L’assalto alla green economy

ElicoArena“Il settore delle energie rinnovabili, essendo un contesto di grosso rilievo economico, non poteva non suscitare gli interessi della mafia”. Sono le parole del procuratore capo di Palermo, Francesco Messineo, a conclusione dell’operazione Mandamento, che nel 2012 ha portato all’arresto di sei persone accusate di lavorare per la famiglia mafiosa della provincia di Trapani e di favorire la latitanza del super ricercato Matteo Messina Denaro. Parole che, da sole, spiegano bene il fenomeno delle infiltrazioni criminali nel business delle energie pulite.

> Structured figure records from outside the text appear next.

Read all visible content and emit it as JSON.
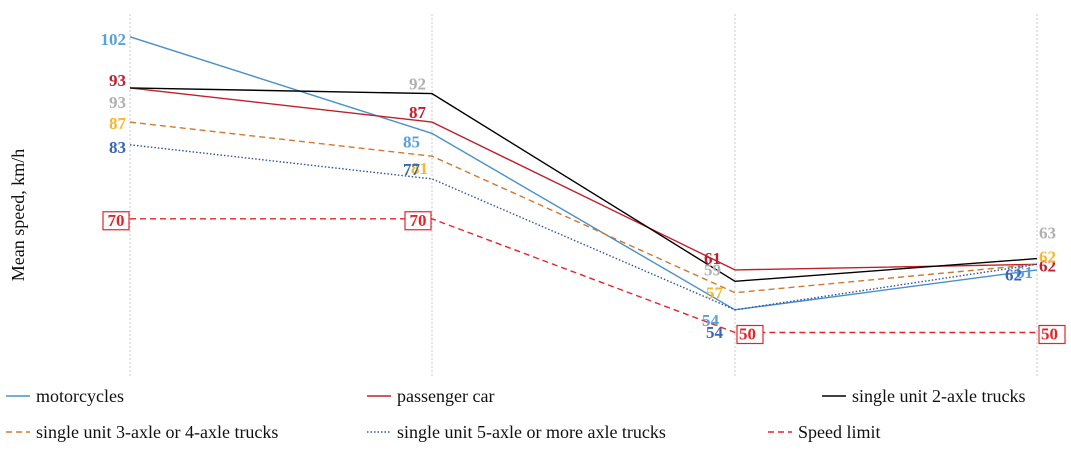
{
  "chart_data": {
    "type": "line",
    "ylabel": "Mean speed, km/h",
    "categories": [
      "",
      "",
      "",
      ""
    ],
    "ylim": [
      42,
      106
    ],
    "grid": "vertical",
    "legend_position": "bottom",
    "series": [
      {
        "name": "motorcycles",
        "values": [
          102,
          85,
          54,
          61
        ],
        "color": "#4a90c8",
        "dash": "solid",
        "label_color": "#5aa0d8"
      },
      {
        "name": "passenger car",
        "values": [
          93,
          87,
          61,
          62
        ],
        "color": "#c0202c",
        "dash": "solid",
        "label_color": "#c0202c"
      },
      {
        "name": "single unit 2-axle trucks",
        "values": [
          93,
          92,
          59,
          63
        ],
        "color": "#000000",
        "dash": "solid",
        "label_color": "#b0b0b0"
      },
      {
        "name": "single unit 3-axle or 4-axle trucks",
        "values": [
          87,
          81,
          57,
          62
        ],
        "color": "#d07830",
        "dash": "dashed",
        "label_color": "#f2b830"
      },
      {
        "name": "single unit 5-axle or more axle trucks",
        "values": [
          83,
          77,
          54,
          62
        ],
        "color": "#3050a0",
        "dash": "dotted",
        "label_color": "#3a66b0"
      },
      {
        "name": "Speed limit",
        "values": [
          70,
          70,
          50,
          50
        ],
        "color": "#e0262a",
        "dash": "dashed",
        "label_color": "#e0262a",
        "boxed": true
      }
    ]
  }
}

Una verità scontata, specialmente in una terra in cui la criminalità organizzata, dimostrando un fiuto eccezionale, ha sempre orientato i propri affari verso i settori economici più redditizi, fossero essi illegali o perfettamente legali.

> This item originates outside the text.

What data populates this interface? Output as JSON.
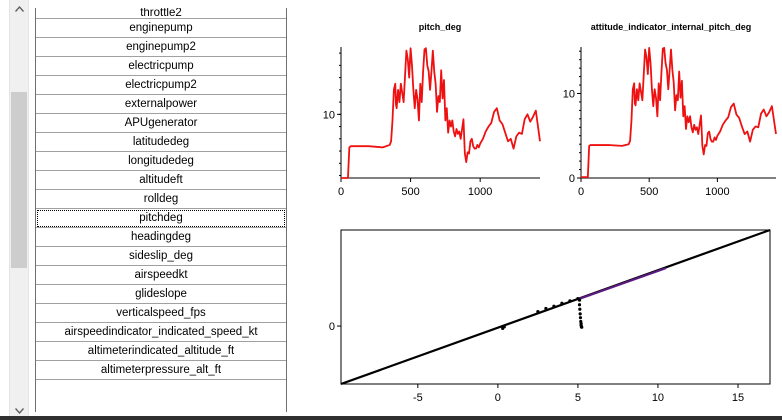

Legambiente ha sempre raccontato le storie dei parchi eolici dei clan, così come le vicende di corruzione che hanno inquinato anche il settore dell’energia solare. Lo ha fatto e continua a farlo, convinta che si debba sempre distinguere tra affari sporchi e affari leciti, senza bieche strumentalizzazioni da parte di chi vorrebbe affossare le energie rinnovabili. Ma, soprattutto, con l’obiettivo di definire un sistema di regole in grado di garantire la piena trasparenza rispetto agli incentivi, alle autorizzazioni e ai soggetti titolati ad accedervi, rafforzando e rendendo così quanto più impermeabile possibile il settore delle rinnovabili dai fenomeni d’infiltrazione e di condizionamento mafioso.

Brindisi, Trapani, Messina, Catanzaro, Isola di Capo Rizzuto: è qui che le mafie in questi anni hanno trovato il terreno più fertile per seminare i loro interessi in campo energetico, ma anche dove la magistratura ha messo il freno a molti business illegali. Sono infatti decine le inchieste aperte sull’assalto alla green economy da parte della criminalità organizzata, di affaristi e di politici senza scrupoli.

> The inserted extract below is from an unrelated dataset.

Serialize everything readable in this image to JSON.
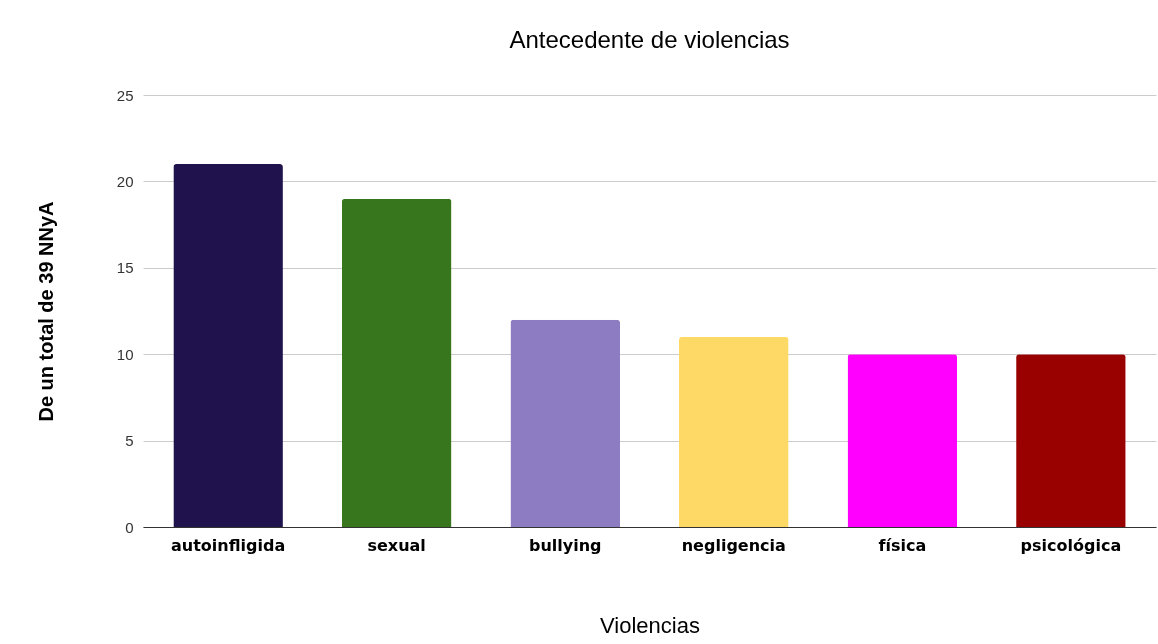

I risultati dell’attività investigativa confermano sostanzialmente due aspetti di questa complessa e delicata vicenda. In primo luogo, che la Sicilia è una delle regioni in cui le cosche hanno potuto penetrare più facilmente un settore in forte ascesa, complice la deregulation normativa e il fondamentale ruolo cerniera degli sviluppatori; che la scelta investigativa di concentrarsi sulla latitanza dei boss e sulla rete di fiancheggiatori ha portato alla luce quel sistema di alleanze tra mafiosi, politici, imprenditori e colletti bianchi che ha guidato l’assalto alle energie rinnovabili, sull’Isola e non solo.

Anche l’Europol si è accorta della centralità del settore delle eco energie nel riciclaggio del denaro sporco e nelle frodi ai danni dell’Unione europea e ha cominciato a mettere a fuoco il problema. “Le informazioni raccolte  – spiega nel suo rapporto del 2013 – rivelano che le organizzazioni criminali italiane investono sempre di più nei settori delle energie rinnovabili, in particolare nei parchi eolici, per profittare dei prestiti e dei generosi aiuti europei accordati agli stati membri, ciò che permette loro di ripulire i profitti delle attività criminali attraverso attività economiche legali”.